As a person who has general anxiety disorder and depression I find myself apologizing a lot. 

“Sorry I’m going to be late, I couldn’t decide what to wear…”

“Sorry, I don’t think I can make it today. I’m having a really bad day…”

“I’m so sorry I couldn’t make it…”

“Sorry, I’m a hot mess and won’t be coming today…”

I could go on and on with more and more examples. I’ve been thinking about and working on putting myself first, lately. Or trying anyway… I’m finding that I say sorry a lot. If I can’t do something or handle something I immediately apologize. I’m constantly having to explain myself. I’ll be honest there are times where I’ve said that I had a headache… just so I didn’t have to explain my bad day to someone. Do you know how tiring it is to constantly have to explain why you do things the way you do? Do you know how hard it is to put yourself first? Do you know how terrible I feel when I have to cancel on someone? Do you know that there’s a good chance I take your response to me cancelling to heart? Please don’t see this as me being lazy. Please don’t think it’s an excuse because I have something else to do. It’s never an easy decision. I can promise that I have spent hours contemplating my decision and probably shed a tear or two. I’ve also probably changed my mind a hundred times. That process in itself is exhausting. 

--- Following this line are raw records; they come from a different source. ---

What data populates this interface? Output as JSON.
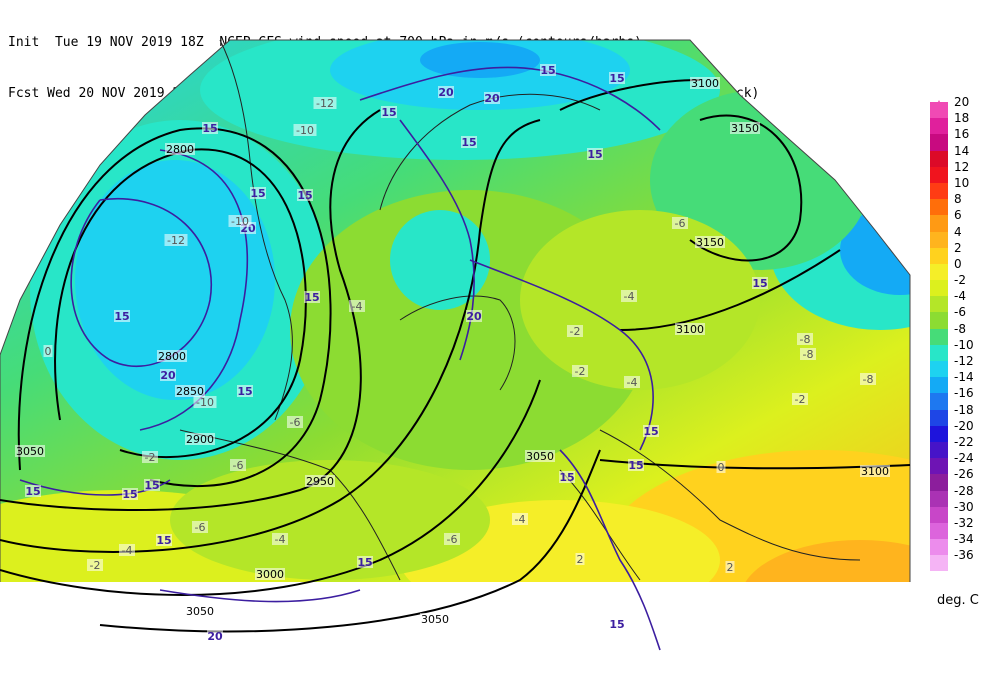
{
  "header": {
    "line1": "Init  Tue 19 NOV 2019 18Z  NCEP GFS wind speed at 700 hPa in m/s (contours/barbs)",
    "line2": "Fcst Wed 20 NOV 2019 21Z  temperature (shaded/dotted) and geopotential height at 700 hPa (black)"
  },
  "legend": {
    "units": "deg. C",
    "items": [
      {
        "label": "20",
        "color": "#f04ab4"
      },
      {
        "label": "18",
        "color": "#e0209c"
      },
      {
        "label": "16",
        "color": "#c80a80"
      },
      {
        "label": "14",
        "color": "#dc0a28"
      },
      {
        "label": "12",
        "color": "#f0141e"
      },
      {
        "label": "10",
        "color": "#ff3c14"
      },
      {
        "label": "8",
        "color": "#ff6e0a"
      },
      {
        "label": "6",
        "color": "#ff9a14"
      },
      {
        "label": "4",
        "color": "#ffb41e"
      },
      {
        "label": "2",
        "color": "#ffd21e"
      },
      {
        "label": "0",
        "color": "#f5ee28"
      },
      {
        "label": "-2",
        "color": "#dcf01e"
      },
      {
        "label": "-4",
        "color": "#b4e628"
      },
      {
        "label": "-6",
        "color": "#8cdc32"
      },
      {
        "label": "-8",
        "color": "#46dc78"
      },
      {
        "label": "-10",
        "color": "#28e6c8"
      },
      {
        "label": "-12",
        "color": "#1ed2f0"
      },
      {
        "label": "-14",
        "color": "#14aaf5"
      },
      {
        "label": "-16",
        "color": "#1e78f0"
      },
      {
        "label": "-18",
        "color": "#1e46e6"
      },
      {
        "label": "-20",
        "color": "#1e14dc"
      },
      {
        "label": "-22",
        "color": "#4614c8"
      },
      {
        "label": "-24",
        "color": "#6e14b4"
      },
      {
        "label": "-26",
        "color": "#8c1e9c"
      },
      {
        "label": "-28",
        "color": "#aa32b4"
      },
      {
        "label": "-30",
        "color": "#c846c8"
      },
      {
        "label": "-32",
        "color": "#dc64dc"
      },
      {
        "label": "-34",
        "color": "#ec8cec"
      },
      {
        "label": "-36",
        "color": "#f5b4f5"
      }
    ]
  },
  "map_labels": {
    "heights": [
      "2800",
      "2800",
      "2850",
      "2900",
      "2950",
      "3000",
      "3050",
      "3050",
      "3100",
      "3100",
      "3100",
      "3150",
      "3150",
      "3050",
      "3050"
    ],
    "wind": [
      "15",
      "15",
      "20",
      "15",
      "20",
      "15",
      "15",
      "15",
      "20",
      "15",
      "20",
      "15",
      "15",
      "15",
      "15",
      "15",
      "20",
      "15",
      "15",
      "15",
      "15",
      "15",
      "15",
      "15",
      "15",
      "15",
      "20"
    ],
    "temps": [
      "-12",
      "-10",
      "-10",
      "-10",
      "-12",
      "-4",
      "-6",
      "-2",
      "-4",
      "-6",
      "-4",
      "-8",
      "-8",
      "-8",
      "-6",
      "-4",
      "-2",
      "0",
      "2",
      "-2",
      "-4",
      "-6",
      "-2",
      "-4",
      "-6",
      "-2",
      "0",
      "2"
    ]
  }
}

So much goes into this process. Did I sleep well the night before? Do I know where I’m going? Do I know anyone else going? … the list goes on and on. 

Now, I’ve made my decision…I tell you that I’ve spent the morning crying and can’t bring myself to come. Your response is short. It breaks my heart. I apologize over and over again. Now, I feel the weight of my decision 10 times more. 


I wish we didn’t have to constantly explain our illness. I wish we didn’t have to feel like we have to apologize for something out of our control. I wish my “I’m having a bad day.” was enough. I wish people didn’t think I used my mental illnesses as an excuse to get out of something. No one wants to be the “flakey” friend who doesn’t always follow through on plans. No one wants to be THAT friend. No one wants to hide what is really going on because they are scared no one will believe them.

I’m pushing myself to stop saying sorry, when I really don’t need to. To stop apologizing for the things I cannot control. To stop worrying when someone doesn’t seem to want to understand. They’ll either get over it or they won’t. And guess what…that’s not your problem. My mom has always told me that I’m the only one who knows how much I can handle. No matter what anyone else tries to tell me. 


It’s okay to put yourself first. Scary as hell… but okay. 

Try it, you’ll be surprised how good it feels.